= Community Innovation Survey =

The Community Innovation Surveys (CIS) are a series of surveys executed by national statistical offices throughout the European Union and in Norway and Iceland. The harmonized surveys are designed to give information on the innovativeness of different sectors and regions. Data from these surveys is used for the annual European Innovation Scoreboard and for academic research on innovation, with over 200 papers using the CIS data published.

==Surveys==
In the 1980s, a series of individual surveys on innovation was carried out. Thereupon, the member states of the European Union decided to coordinate their efforts, and they laid down a common methodological approach to innovation research in the Oslo Manual.

This CIS surveys have been carried out:
- CIS1, 1992
- CIS2, 1996
- CIS3, 2001
- CIS4, for the reference period 2002-2004
- CIS 2006, for the reference period 2004-2006
- CIS 2008
- CIS 2010
- CIS 2012

CIS1 experienced some difficulties, partly because no standards existed yet, and partly because of a rather limited time-frame. However, it already made a first attempt at homogenization, and at comparability with non-EU surveys. In that sense it was an important step towards CIS2, even though both surveys turned out to mark a rather large number of firms as 'innovative' due to their generous definitions. The more recent surveys paid more attention to service innovations, and future surveys will also include management techniques, organisational change, design and marketing issues.

==Methodology==
National statistical offices carry out the survey according to the EU-wide definitions of the Oslo Manual. They generally take a sample from all establishments, stratifying the sample by sector, establishment size and possibly region. For the size classes, a portion of all establishments below a certain size threshold is selected, but in most countries all large establishments receive a questionnaire. The survey is conducted at the enterprise level. Firms that organise their business activities into separate legally defined units can therefore be sampled several times.

The Community Innovation Surveys are the main data source for measuring innovation in Europe.
Aggregated data are disseminated on the Eurostat webpage under CIS data. The tables cover the basic information of the enterprise, product and process innovation, innovation activity and expenditure, effects of innovation, innovation co-operation, public finding of innovation, source of information for innovation patents, etc.
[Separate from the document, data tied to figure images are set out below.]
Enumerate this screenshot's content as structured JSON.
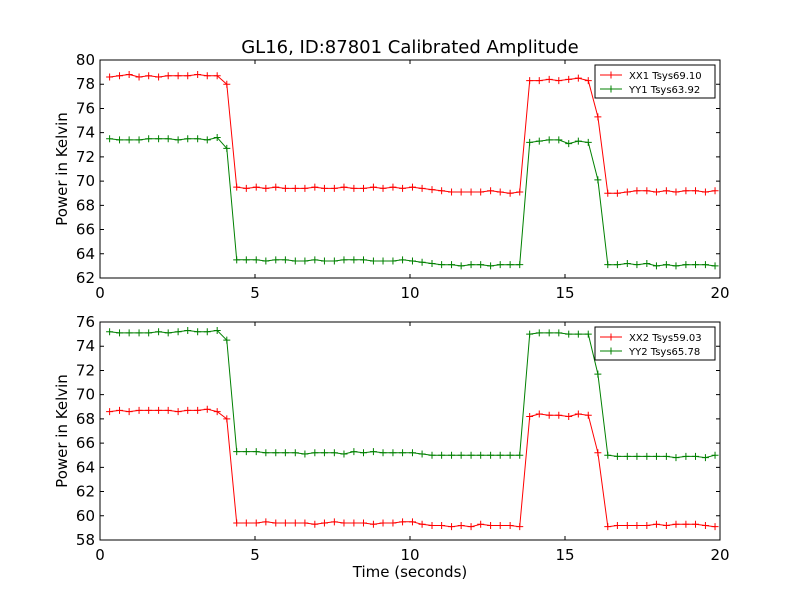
{
  "figure": {
    "title": "GL16, ID:87801 Calibrated Amplitude"
  },
  "chart_data": [
    {
      "type": "line",
      "title": "GL16, ID:87801 Calibrated Amplitude",
      "xlabel": "",
      "ylabel": "Power in Kelvin",
      "xlim": [
        0,
        20
      ],
      "ylim": [
        62,
        80
      ],
      "xticks": [
        "0",
        "5",
        "10",
        "15",
        "20"
      ],
      "yticks": [
        "62",
        "64",
        "66",
        "68",
        "70",
        "72",
        "74",
        "76",
        "78",
        "80"
      ],
      "grid": false,
      "legend_position": "top-right",
      "x": [
        0.31,
        0.63,
        0.94,
        1.26,
        1.57,
        1.89,
        2.2,
        2.52,
        2.83,
        3.15,
        3.46,
        3.78,
        4.09,
        4.41,
        4.72,
        5.04,
        5.35,
        5.67,
        5.98,
        6.3,
        6.61,
        6.93,
        7.24,
        7.56,
        7.87,
        8.19,
        8.5,
        8.82,
        9.13,
        9.45,
        9.76,
        10.08,
        10.39,
        10.71,
        11.02,
        11.34,
        11.65,
        11.97,
        12.28,
        12.6,
        12.91,
        13.23,
        13.54,
        13.86,
        14.17,
        14.49,
        14.8,
        15.12,
        15.43,
        15.75,
        16.06,
        16.38,
        16.69,
        17.01,
        17.32,
        17.64,
        17.95,
        18.27,
        18.58,
        18.9,
        19.21,
        19.53,
        19.84
      ],
      "series": [
        {
          "name": "XX1 Tsys69.10",
          "color": "#ff0000",
          "values": [
            78.6,
            78.7,
            78.8,
            78.6,
            78.7,
            78.6,
            78.7,
            78.7,
            78.7,
            78.8,
            78.7,
            78.7,
            78.0,
            69.5,
            69.4,
            69.5,
            69.4,
            69.5,
            69.4,
            69.4,
            69.4,
            69.5,
            69.4,
            69.4,
            69.5,
            69.4,
            69.4,
            69.5,
            69.4,
            69.5,
            69.4,
            69.5,
            69.4,
            69.3,
            69.2,
            69.1,
            69.1,
            69.1,
            69.1,
            69.2,
            69.1,
            69.0,
            69.1,
            78.3,
            78.3,
            78.4,
            78.3,
            78.4,
            78.5,
            78.3,
            75.3,
            69.0,
            69.0,
            69.1,
            69.2,
            69.2,
            69.1,
            69.2,
            69.1,
            69.2,
            69.2,
            69.1,
            69.2
          ]
        },
        {
          "name": "YY1 Tsys63.92",
          "color": "#008000",
          "values": [
            73.5,
            73.4,
            73.4,
            73.4,
            73.5,
            73.5,
            73.5,
            73.4,
            73.5,
            73.5,
            73.4,
            73.6,
            72.7,
            63.5,
            63.5,
            63.5,
            63.4,
            63.5,
            63.5,
            63.4,
            63.4,
            63.5,
            63.4,
            63.4,
            63.5,
            63.5,
            63.5,
            63.4,
            63.4,
            63.4,
            63.5,
            63.4,
            63.3,
            63.2,
            63.1,
            63.1,
            63.0,
            63.1,
            63.1,
            63.0,
            63.1,
            63.1,
            63.1,
            73.2,
            73.3,
            73.4,
            73.4,
            73.1,
            73.3,
            73.2,
            70.1,
            63.1,
            63.1,
            63.2,
            63.1,
            63.2,
            63.0,
            63.1,
            63.0,
            63.1,
            63.1,
            63.1,
            63.0
          ]
        }
      ]
    },
    {
      "type": "line",
      "title": "",
      "xlabel": "Time (seconds)",
      "ylabel": "Power in Kelvin",
      "xlim": [
        0,
        20
      ],
      "ylim": [
        58,
        76
      ],
      "xticks": [
        "0",
        "5",
        "10",
        "15",
        "20"
      ],
      "yticks": [
        "58",
        "60",
        "62",
        "64",
        "66",
        "68",
        "70",
        "72",
        "74",
        "76"
      ],
      "grid": false,
      "legend_position": "top-right",
      "x": [
        0.31,
        0.63,
        0.94,
        1.26,
        1.57,
        1.89,
        2.2,
        2.52,
        2.83,
        3.15,
        3.46,
        3.78,
        4.09,
        4.41,
        4.72,
        5.04,
        5.35,
        5.67,
        5.98,
        6.3,
        6.61,
        6.93,
        7.24,
        7.56,
        7.87,
        8.19,
        8.5,
        8.82,
        9.13,
        9.45,
        9.76,
        10.08,
        10.39,
        10.71,
        11.02,
        11.34,
        11.65,
        11.97,
        12.28,
        12.6,
        12.91,
        13.23,
        13.54,
        13.86,
        14.17,
        14.49,
        14.8,
        15.12,
        15.43,
        15.75,
        16.06,
        16.38,
        16.69,
        17.01,
        17.32,
        17.64,
        17.95,
        18.27,
        18.58,
        18.9,
        19.21,
        19.53,
        19.84
      ],
      "series": [
        {
          "name": "XX2 Tsys59.03",
          "color": "#ff0000",
          "values": [
            68.6,
            68.7,
            68.6,
            68.7,
            68.7,
            68.7,
            68.7,
            68.6,
            68.7,
            68.7,
            68.8,
            68.6,
            68.0,
            59.4,
            59.4,
            59.4,
            59.5,
            59.4,
            59.4,
            59.4,
            59.4,
            59.3,
            59.4,
            59.5,
            59.4,
            59.4,
            59.4,
            59.3,
            59.4,
            59.4,
            59.5,
            59.5,
            59.3,
            59.2,
            59.2,
            59.1,
            59.2,
            59.1,
            59.3,
            59.2,
            59.2,
            59.2,
            59.1,
            68.2,
            68.4,
            68.3,
            68.3,
            68.2,
            68.4,
            68.3,
            65.2,
            59.1,
            59.2,
            59.2,
            59.2,
            59.2,
            59.3,
            59.2,
            59.3,
            59.3,
            59.3,
            59.2,
            59.1
          ]
        },
        {
          "name": "YY2 Tsys65.78",
          "color": "#008000",
          "values": [
            75.2,
            75.1,
            75.1,
            75.1,
            75.1,
            75.2,
            75.1,
            75.2,
            75.3,
            75.2,
            75.2,
            75.3,
            74.5,
            65.3,
            65.3,
            65.3,
            65.2,
            65.2,
            65.2,
            65.2,
            65.1,
            65.2,
            65.2,
            65.2,
            65.1,
            65.3,
            65.2,
            65.3,
            65.2,
            65.2,
            65.2,
            65.2,
            65.1,
            65.0,
            65.0,
            65.0,
            65.0,
            65.0,
            65.0,
            65.0,
            65.0,
            65.0,
            65.0,
            75.0,
            75.1,
            75.1,
            75.1,
            75.0,
            75.0,
            75.0,
            71.7,
            65.0,
            64.9,
            64.9,
            64.9,
            64.9,
            64.9,
            64.9,
            64.8,
            64.9,
            64.9,
            64.8,
            65.0
          ]
        }
      ]
    }
  ]
}
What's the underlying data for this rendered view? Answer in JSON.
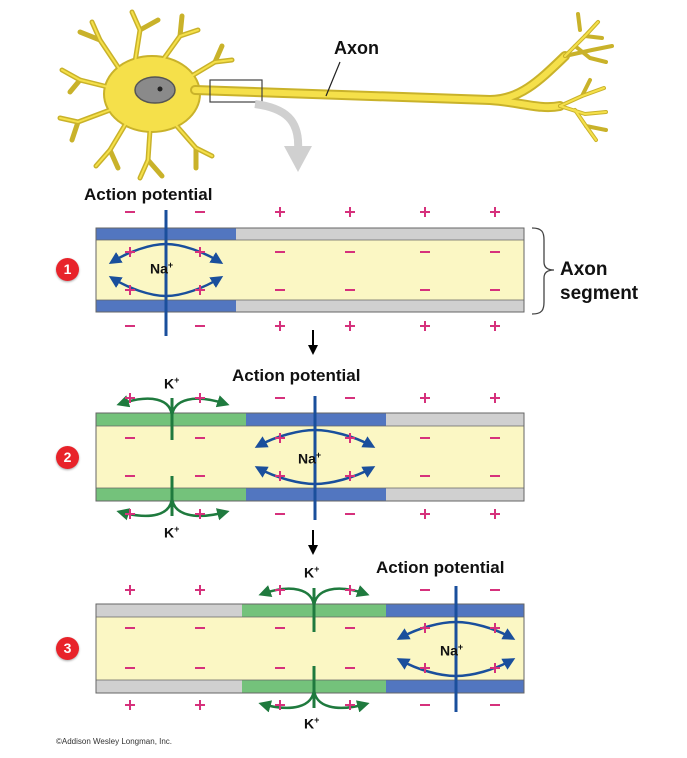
{
  "labels": {
    "axon": "Axon",
    "axon_segment_line1": "Axon",
    "axon_segment_line2": "segment",
    "action_potential": "Action potential",
    "na": "Na",
    "k": "K",
    "ion_charge": "+",
    "copyright": "©Addison Wesley Longman, Inc."
  },
  "steps": [
    "1",
    "2",
    "3"
  ],
  "colors": {
    "neuron_fill": "#f5e04a",
    "neuron_outline": "#c9b22a",
    "nucleus": "#8a8a8a",
    "cytoplasm": "#fbf7c4",
    "depolarized_membrane": "#5276c0",
    "repolarizing_membrane": "#74c27b",
    "resting_membrane": "#d0d0d0",
    "na_arrow": "#1a4f9c",
    "k_arrow": "#1f7a3e",
    "positive_sign": "#d6317c",
    "negative_sign": "#d6317c",
    "badge": "#e8232a"
  }
}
The resulting micro-datasets can be accessed by researchers via the SAFE Center at the premises of Eurostat in Luxembourg or the anonymised micro-data via CD-ROMs; some countries provides also access to their micro-data on similar safe centers. Eurostat also provides access to the EU-wide dataset for selected countries. Some non-EU countries perform very similar surveys according to the same methodology. These include Canada, Australia, New Zealand and South Africa.